The Optimal Caching Problem

From NovaOrdis Knowledge Base
Jump to navigation Jump to search

External

Internal

Overview

The optimal caching problem can be solved with a greedy algorithm. A cache is a small fast memory.

The Problem

The problem consists in processing a sequence of "page requests". When a page that does not exist in cache is requested, the page must be brought from the big slow memory into the fast memory, and that constitutes a cache miss, or a "fault". As long as there is sufficient space left in cache, a fault triggers a simple page load. When the cache fills up, a fault causes an existing page to be evicted. The question is what page should be evicted from the cache to minimize the number of fault on the long term.

The Bélády Theorem

The theorem says that a natural greedy algorithm ("furthest-in-the-future") is an optimal algorithm for the optimal caching problem, minimizing the caching misses. "Furthest in the future" algorithm evicts the element that will be requested furthest in the future. This algorithm is not actionable because we - of course - do not know the future, so the algorithm is not implementable. However, this is a useful result to know because serves as a guideline for practical algorithm.
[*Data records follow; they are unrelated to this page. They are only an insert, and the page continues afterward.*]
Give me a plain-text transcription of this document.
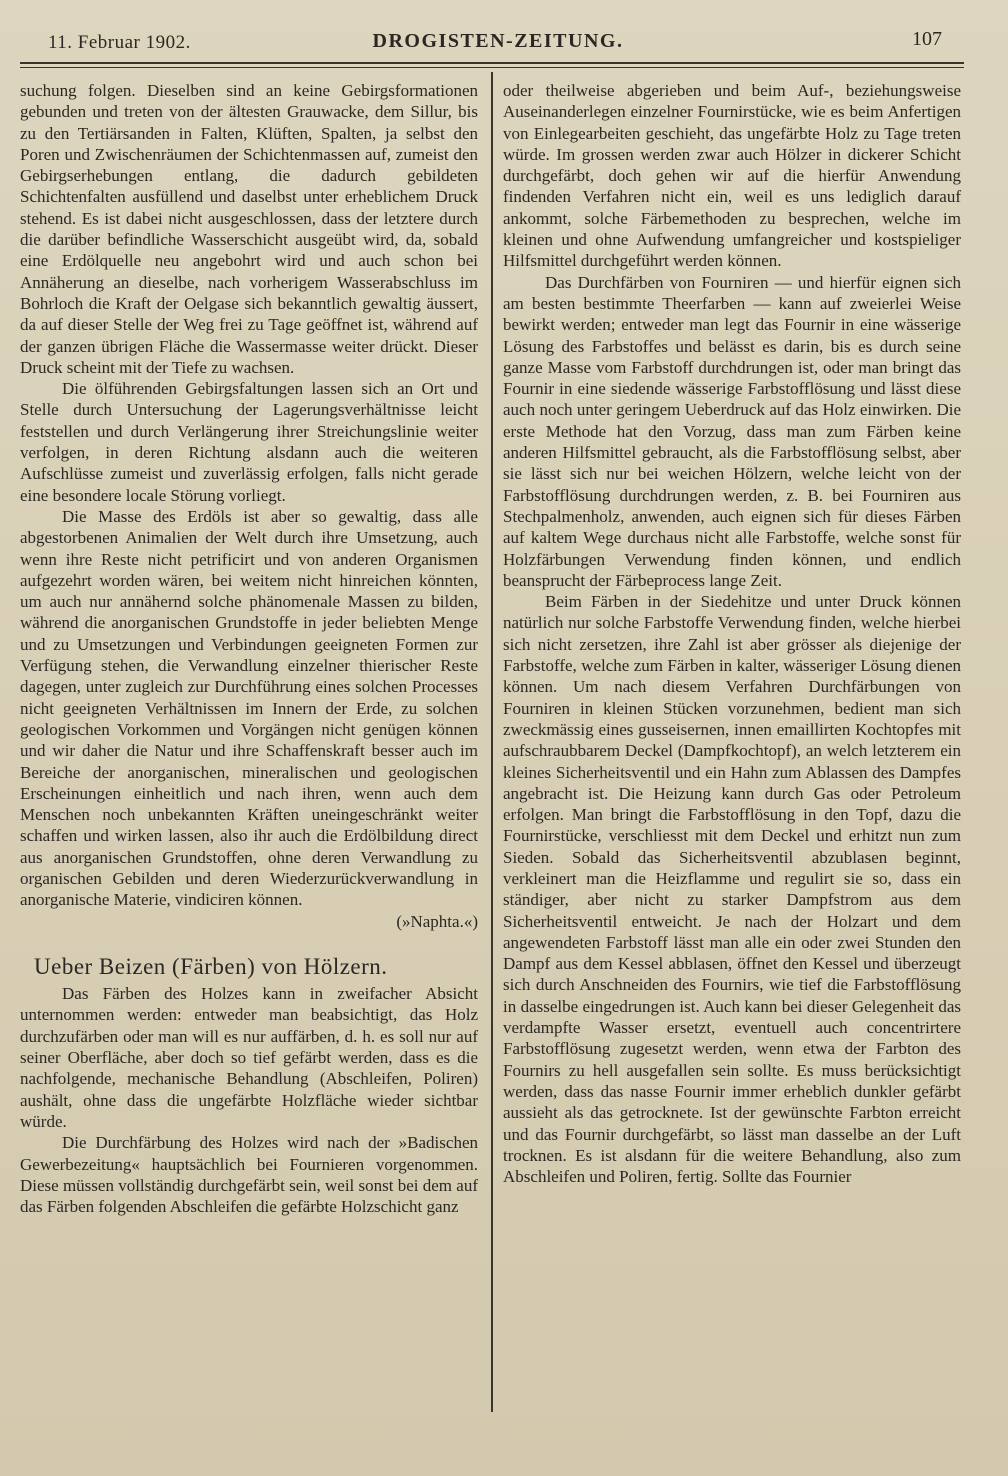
11. Februar 1902.	DROGISTEN-ZEITUNG.	107

suchung folgen. Dieselben sind an keine Gebirgsformationen gebunden und treten von der ältesten Grauwacke, dem Sillur, bis zu den Tertiärsanden in Falten, Klüften, Spalten, ja selbst den Poren und Zwischenräumen der Schichtenmassen auf, zumeist den Gebirgserhebungen entlang, die dadurch gebildeten Schichtenfalten ausfüllend und daselbst unter erheblichem Druck stehend. Es ist dabei nicht ausgeschlossen, dass der letztere durch die darüber befindliche Wasserschicht ausgeübt wird, da, sobald eine Erdölquelle neu angebohrt wird und auch schon bei Annäherung an dieselbe, nach vorherigem Wasserabschluss im Bohrloch die Kraft der Oelgase sich bekanntlich gewaltig äussert, da auf dieser Stelle der Weg frei zu Tage geöffnet ist, während auf der ganzen übrigen Fläche die Wassermasse weiter drückt. Dieser Druck scheint mit der Tiefe zu wachsen.

Die ölführenden Gebirgsfaltungen lassen sich an Ort und Stelle durch Untersuchung der Lagerungsverhältnisse leicht feststellen und durch Verlängerung ihrer Streichungslinie weiter verfolgen, in deren Richtung alsdann auch die weiteren Aufschlüsse zumeist und zuverlässig erfolgen, falls nicht gerade eine besondere locale Störung vorliegt.

Die Masse des Erdöls ist aber so gewaltig, dass alle abgestorbenen Animalien der Welt durch ihre Umsetzung, auch wenn ihre Reste nicht petrificirt und von anderen Organismen aufgezehrt worden wären, bei weitem nicht hinreichen könnten, um auch nur annähernd solche phänomenale Massen zu bilden, während die anorganischen Grundstoffe in jeder beliebten Menge und zu Umsetzungen und Verbindungen geeigneten Formen zur Verfügung stehen, die Verwandlung einzelner thierischer Reste dagegen, unter zugleich zur Durchführung eines solchen Processes nicht geeigneten Verhältnissen im Innern der Erde, zu solchen geologischen Vorkommen und Vorgängen nicht genügen können und wir daher die Natur und ihre Schaffenskraft besser auch im Bereiche der anorganischen, mineralischen und geologischen Erscheinungen einheitlich und nach ihren, wenn auch dem Menschen noch unbekannten Kräften uneingeschränkt weiter schaffen und wirken lassen, also ihr auch die Erdölbildung direct aus anorganischen Grundstoffen, ohne deren Verwandlung zu organischen Gebilden und deren Wiederzurückverwandlung in anorganische Materie, vindiciren können.

(»Naphta.«)
Ueber Beizen (Färben) von Hölzern.

Das Färben des Holzes kann in zweifacher Absicht unternommen werden: entweder man beabsichtigt, das Holz durchzufärben oder man will es nur auffärben, d. h. es soll nur auf seiner Oberfläche, aber doch so tief gefärbt werden, dass es die nachfolgende, mechanische Behandlung (Abschleifen, Poliren) aushält, ohne dass die ungefärbte Holzfläche wieder sichtbar würde.

Die Durchfärbung des Holzes wird nach der »Badischen Gewerbezeitung« hauptsächlich bei Fournieren vorgenommen. Diese müssen vollständig durchgefärbt sein, weil sonst bei dem auf das Färben folgenden Abschleifen die gefärbte Holzschicht ganz

oder theilweise abgerieben und beim Auf-, beziehungsweise Auseinanderlegen einzelner Fournirstücke, wie es beim Anfertigen von Einlegearbeiten geschieht, das ungefärbte Holz zu Tage treten würde. Im grossen werden zwar auch Hölzer in dickerer Schicht durchgefärbt, doch gehen wir auf die hierfür Anwendung findenden Verfahren nicht ein, weil es uns lediglich darauf ankommt, solche Färbemethoden zu besprechen, welche im kleinen und ohne Aufwendung umfangreicher und kostspieliger Hilfsmittel durchgeführt werden können.

Das Durchfärben von Fourniren — und hierfür eignen sich am besten bestimmte Theerfarben — kann auf zweierlei Weise bewirkt werden; entweder man legt das Fournir in eine wässerige Lösung des Farbstoffes und belässt es darin, bis es durch seine ganze Masse vom Farbstoff durchdrungen ist, oder man bringt das Fournir in eine siedende wässerige Farbstofflösung und lässt diese auch noch unter geringem Ueberdruck auf das Holz einwirken. Die erste Methode hat den Vorzug, dass man zum Färben keine anderen Hilfsmittel gebraucht, als die Farbstofflösung selbst, aber sie lässt sich nur bei weichen Hölzern, welche leicht von der Farbstofflösung durchdrungen werden, z. B. bei Fourniren aus Stechpalmenholz, anwenden, auch eignen sich für dieses Färben auf kaltem Wege durchaus nicht alle Farbstoffe, welche sonst für Holzfärbungen Verwendung finden können, und endlich beansprucht der Färbeprocess lange Zeit.

Beim Färben in der Siedehitze und unter Druck können natürlich nur solche Farbstoffe Verwendung finden, welche hierbei sich nicht zersetzen, ihre Zahl ist aber grösser als diejenige der Farbstoffe, welche zum Färben in kalter, wässeriger Lösung dienen können. Um nach diesem Verfahren Durchfärbungen von Fourniren in kleinen Stücken vorzunehmen, bedient man sich zweckmässig eines gusseisernen, innen emaillirten Kochtopfes mit aufschraubbarem Deckel (Dampfkochtopf), an welch letzterem ein kleines Sicherheitsventil und ein Hahn zum Ablassen des Dampfes angebracht ist. Die Heizung kann durch Gas oder Petroleum erfolgen. Man bringt die Farbstofflösung in den Topf, dazu die Fournirstücke, verschliesst mit dem Deckel und erhitzt nun zum Sieden. Sobald das Sicherheitsventil abzublasen beginnt, verkleinert man die Heizflamme und regulirt sie so, dass ein ständiger, aber nicht zu starker Dampfstrom aus dem Sicherheitsventil entweicht. Je nach der Holzart und dem angewendeten Farbstoff lässt man alle ein oder zwei Stunden den Dampf aus dem Kessel abblasen, öffnet den Kessel und überzeugt sich durch Anschneiden des Fournirs, wie tief die Farbstofflösung in dasselbe eingedrungen ist. Auch kann bei dieser Gelegenheit das verdampfte Wasser ersetzt, eventuell auch concentrirtere Farbstofflösung zugesetzt werden, wenn etwa der Farbton des Fournirs zu hell ausgefallen sein sollte. Es muss berücksichtigt werden, dass das nasse Fournir immer erheblich dunkler gefärbt aussieht als das getrocknete. Ist der gewünschte Farbton erreicht und das Fournir durchgefärbt, so lässt man dasselbe an der Luft trocknen. Es ist alsdann für die weitere Behandlung, also zum Abschleifen und Poliren, fertig. Sollte das Fournier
The Least Recently Used (LRU) eviction algorithm looks in the past and assumes that what was requested recently will also be requested soon, and what has not been requested for a long time, will continue to not be requested. LRU is assume to approximate "furthest-in-the-future". In consequence, we want recent elements to stay in the cache, and we evict the element that was requested least recently. If this behavior predicts the data behavior, it is says that the data has "locality of reference".

Also see:

LRU Cache

The theorem is also useful because it can used as an idealized benchmark for caching algorithms. Once the caching application starts to collect data and we have hindsight, data can be analyzed and we can tell how well we actually did versus how well we did if we had known the future. If the current caching algorithm does well, it's a good choice, otherwise we could work on devising a different caching algorithm.